I take great pleasure in the novelty and the experience of absorbing the essence of said p,p,t. Getting to know him, her, it,  exchanging sparks of spiritual energy, giving and sharing, it’s all a good and miraculous discovery.

 The length of time I remain beguiled has everything to do with how naturally akin the p,p,t’s energy is to my essential nature. This smacks of egocentrism, I hear you say, but I believe it goes deeper than ego.

It’s like playing a pin ball machine. I gaze beneath the glass transfixed by the facade of the sparkling machinery. I press the side buttons, forcefully, urgently, fast, then faster. As long as the metal balls are crashing through the gates and the bells are ringing I stay engaged.

This is not to say that I need cheap drama or that am addicted to stimulation. I am very particular, really.

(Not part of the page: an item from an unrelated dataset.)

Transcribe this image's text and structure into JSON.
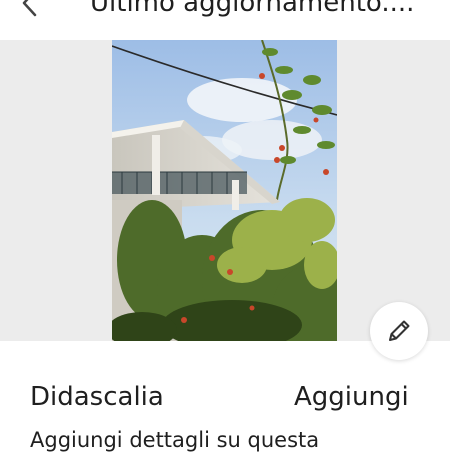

The p,p,t must have substance and then I can be enamoured for a very long time.

There are people who can tell you I have stayed enamoured for decades. It’s all about the right stuff.

With some p,p,t the pinballs are too heavy, or they don’t meet up with the propellant flippers at exactly the right second  and so, lack momentum. That ball may be shiny but it just doesn’t connect. It travels in a half-hearted forward trajectory for a short while, loses all momentum and then slips backward into the void. Gone.

 Long term fascinations require balance. The elements of similarity and dissimilarity between the two entities must exist in equal proportion. Dissimilarity creates conflict and instablility. Then comes alienation and eventually separation.

As a place, Redding is a tough bucket. Sometimes it seems to defy all my efforts to love it. It’s beautiful. The mountains and trees fulfill my nature-need when they are not on fire.

There are plenty of places to obtain used goods and food.

My “day” job forces me to go out into the world and talk to people. That is a good thing. It helped me understand that there is more to Redding than generations of abused, intellectually-stunted meth-heads, grouchy retirees and closed-minded people adverse to change of any kind.

Now before you get your knickers in a bunch I freely to admit to having a distant kinship to at least one of these groups. But the question is, why do the elements of culture that I love, music and art and intellectual exchange, seem unable to flourish. Is it happening somewhere and I’m just too lame to ferret it out? Are they keeping it a secret?

So many are so hopeful that cultural buds are just about to blossom and maybe they are, but w have to ask ourselves how many of our bright, creative children stay in Redding to pusue their dreams? How many intelligent, open-minded young people can the city invite in and then adequately support?

People have been saying this for a very long time. There is just not enough opportunity here to support all the people who want to be here.

This town has been very good for me. The lack of any real coherent creative scene has allowed me to focus on bringing creative things out of myself. Not many distractions vy for my attention. If I was more outdoorsy I’d be in trouble. I’ve got two huge paddles and no canoe.

I know that my vision is partially clouded by the big changes that are taking place in my industry. There is, for all involved, undeniable emotional fall out, but, geez, I have always been very good at juggling and accepting change. I love a challenge.

I think, all along, I have been waiting for Redding to freak up or expand it’s collective consciousness in a way that would make it like the other places I have lived. San Francisco, Seattle, Albuquerque, hell, even Iowa City.

That’s wrong. I have long been convinced that may relationships fail because people go into them with a head full of what they want their partner to be and no ability or desire to see the real person. They complain constantly. Why aren’t you this? Why don’t you do that?

I say get the fuck away from the poor girl or guy of you don’t like what they’re bringing to the table. Why’d you pick them in the first place? Let them be FREE to be themselves.

You can’t fake love or belonging. It’s organic. If you belong the doors will open. Otherwise, you just have to pick up your hobo satchel, hit the road and start scanning front porches for a sign that the next place is friendly and welcoming.